Since the search team is managing a trial airflow setup, perhaps we should use their setup for this spike? We could try to replicate some existing use cases in Airflow. Perhaps:

  • webrequest load + druid 128 load
  • Refine

These are a bit different, but cover a lot of what we do with oozie and systemd timers. It'd be a good sign if we can make Airflow can do both well.

The Search's setup is very custom and not really re-usable IIUC, it would be really great to spent a bit of time trying to improve what it is currently in puppet and how Airflow is deployed (currently directly via scap in a Search gerrit repo, together with their code).

I like the idea of testing the above use cases, especially if we find a unified way to alarm. For example, the way that oozie notifies us about a problem is still an email, that is not great as we know, meanwhile timers leverage icinga.

The Search's setup is very custom and not really re-usable IIUC

I wouldn't want to actually replace our oozie&timer stuff, just try to do so and see if we can run things writing into scratch directories.

For example, the way that oozie notifies us about a problem is still an email, that is not great as we know, meanwhile timers leverage icinga.

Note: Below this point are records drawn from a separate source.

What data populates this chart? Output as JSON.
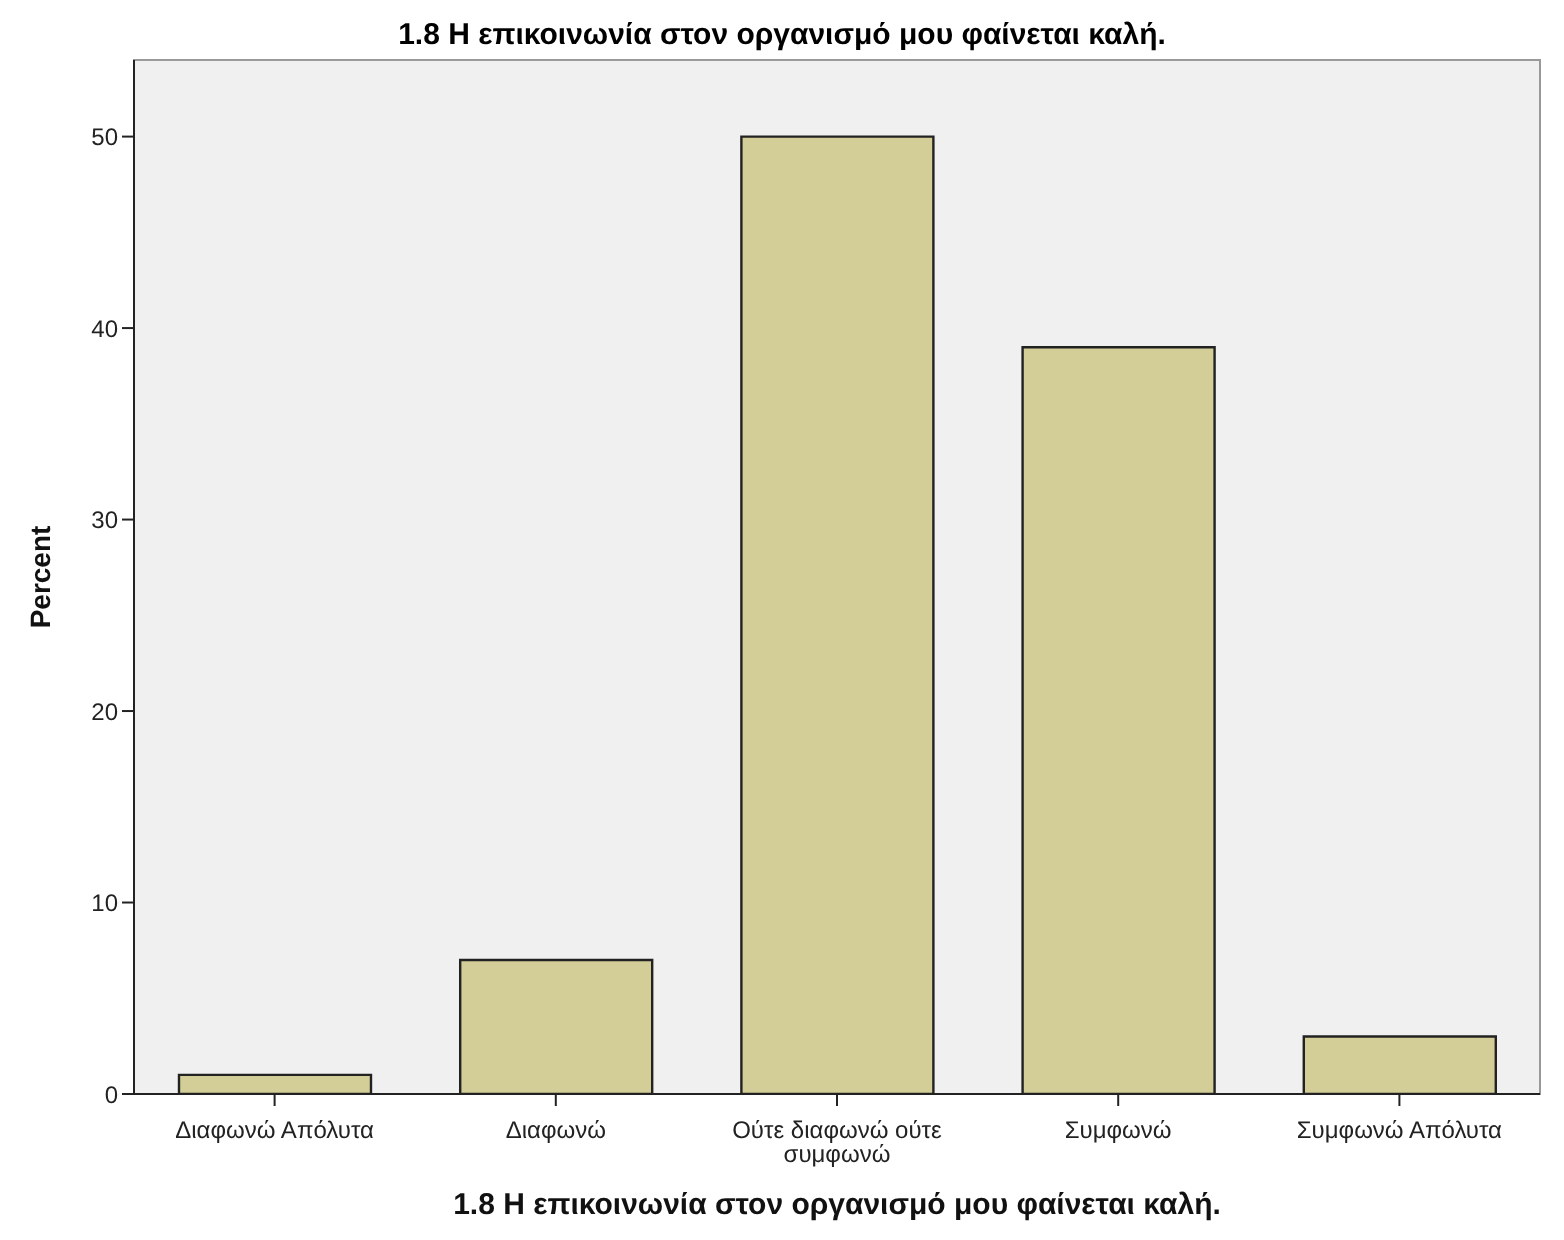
{
  "chart_data": {
    "type": "bar",
    "title": "1.8 Η επικοινωνία στον οργανισμό μου φαίνεται καλή.",
    "xlabel": "1.8 Η επικοινωνία στον οργανισμό μου φαίνεται καλή.",
    "ylabel": "Percent",
    "categories": [
      "Διαφωνώ Απόλυτα",
      "Διαφωνώ",
      "Ούτε διαφωνώ ούτε συμφωνώ",
      "Συμφωνώ",
      "Συμφωνώ Απόλυτα"
    ],
    "values": [
      1,
      7,
      50,
      39,
      3
    ],
    "color": "#d3ce97",
    "ylim": [
      0,
      54
    ],
    "yticks": [
      0,
      10,
      20,
      30,
      40,
      50
    ]
  }
}
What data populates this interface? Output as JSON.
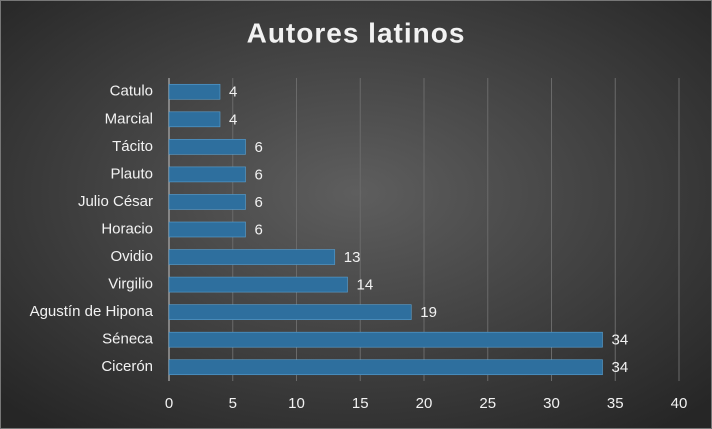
{
  "chart_data": {
    "type": "barh",
    "title": "Autores latinos",
    "categories": [
      "Catulo",
      "Marcial",
      "Tácito",
      "Plauto",
      "Julio César",
      "Horacio",
      "Ovidio",
      "Virgilio",
      "Agustín de Hipona",
      "Séneca",
      "Cicerón"
    ],
    "values": [
      4,
      4,
      6,
      6,
      6,
      6,
      13,
      14,
      19,
      34,
      34
    ],
    "color": "#2e6f9e",
    "xlim": [
      0,
      40
    ],
    "xticks": [
      0,
      5,
      10,
      15,
      20,
      25,
      30,
      35,
      40
    ],
    "grid": true
  }
}
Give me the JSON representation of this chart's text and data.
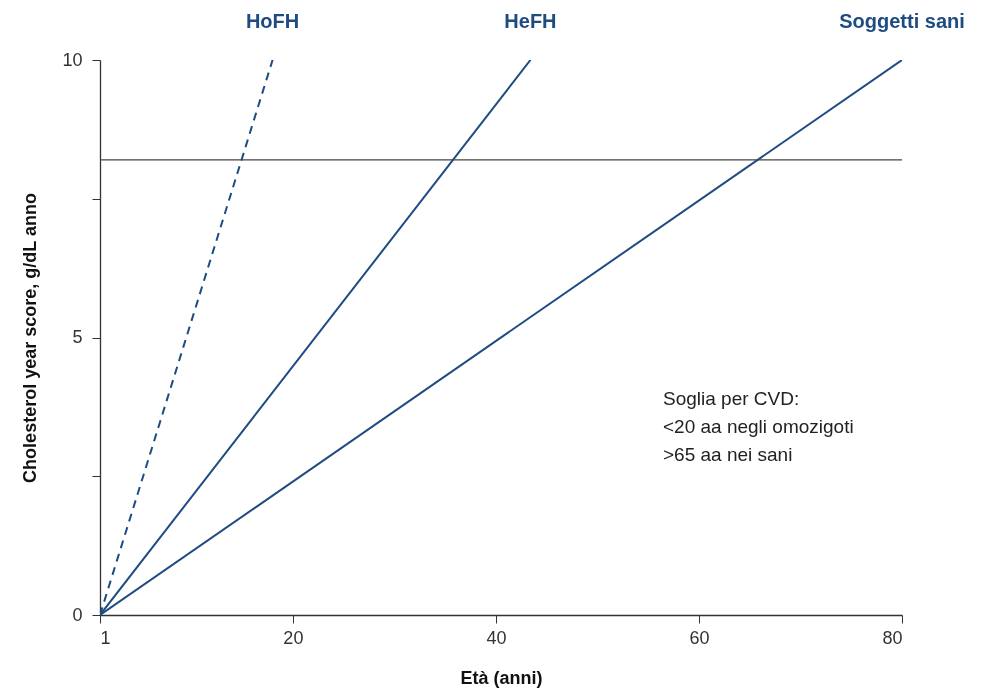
{
  "chart_data": {
    "type": "line",
    "xlabel": "Età (anni)",
    "ylabel": "Cholesterol year score, g/dL anno",
    "xlim": [
      1,
      80
    ],
    "xticks": [
      1,
      20,
      40,
      60,
      80
    ],
    "ylim": [
      0,
      10
    ],
    "yticks": [
      0,
      {
        "value": 2.5,
        "label": null
      },
      5,
      {
        "value": 7.5,
        "label": null
      },
      10
    ],
    "grid": false,
    "marker": "none",
    "series": [
      {
        "name": "HoFH",
        "color": "#1d4b82",
        "line_style": "dashed",
        "x": [
          1,
          18
        ],
        "values": [
          0,
          10
        ]
      },
      {
        "name": "HeFH",
        "color": "#1d4b82",
        "line_style": "solid",
        "x": [
          1,
          43.4
        ],
        "values": [
          0,
          10
        ]
      },
      {
        "name": "Soggetti sani",
        "color": "#1d4b82",
        "line_style": "solid",
        "x": [
          1,
          80
        ],
        "values": [
          0,
          10
        ]
      }
    ],
    "ref_lines": [
      {
        "axis": "y",
        "value": 8.2,
        "color": "#444444",
        "line_style": "solid"
      }
    ],
    "annotations": [
      "Soglia per CVD:",
      "<20 aa negli omozigoti",
      ">65 aa nei sani"
    ]
  }
}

I somehow doubt icinga will be the answer for us. Icinga doesn't allow for dynamic lasting alert statuses. In our current system, Hue is almost acting like Icinga for dataset generating jobs. We get an email from Oozie about a job failure, and then Hue shows us what has or hasn't failed. The systemd timer alerts in icinga only alert us on the most recent status of a job run.

But yeah, perhaps the Airflow UI will replace Oozie+Hue in a better way.

I somehow doubt icinga will be the answer for us. Icinga doesn't allow for dynamic lasting alert statuses.

Can you expand this? It is not that clear to me what the end goal is.. :)

What would Icinga look like if the webrequest load job had failures for 6 hourly datasets spread over the last month? We'd want an 'alert' on each of these failures.

Every job instance is an individual thing we'd want alerting on.

Or we could use an aggregator, that would say "at least one job failed etc.." and then use the Airflow UI to detect the failures like we do with Hue (but not sure if possible or ideal).

Oh yeah that would be good too! I just mean we wouldn't want to rely only on only the aggregate alerts; Icinga won't work for us as the main alerting solution.

Ottomata changed the task status from Duplicate to Resolved.May 19 2021, 8:17 PM
Ottomata closed this task as a duplicate of T241246: Spike: POC of refine with airflow.
Ottomata added subscribers: razzi, mforns.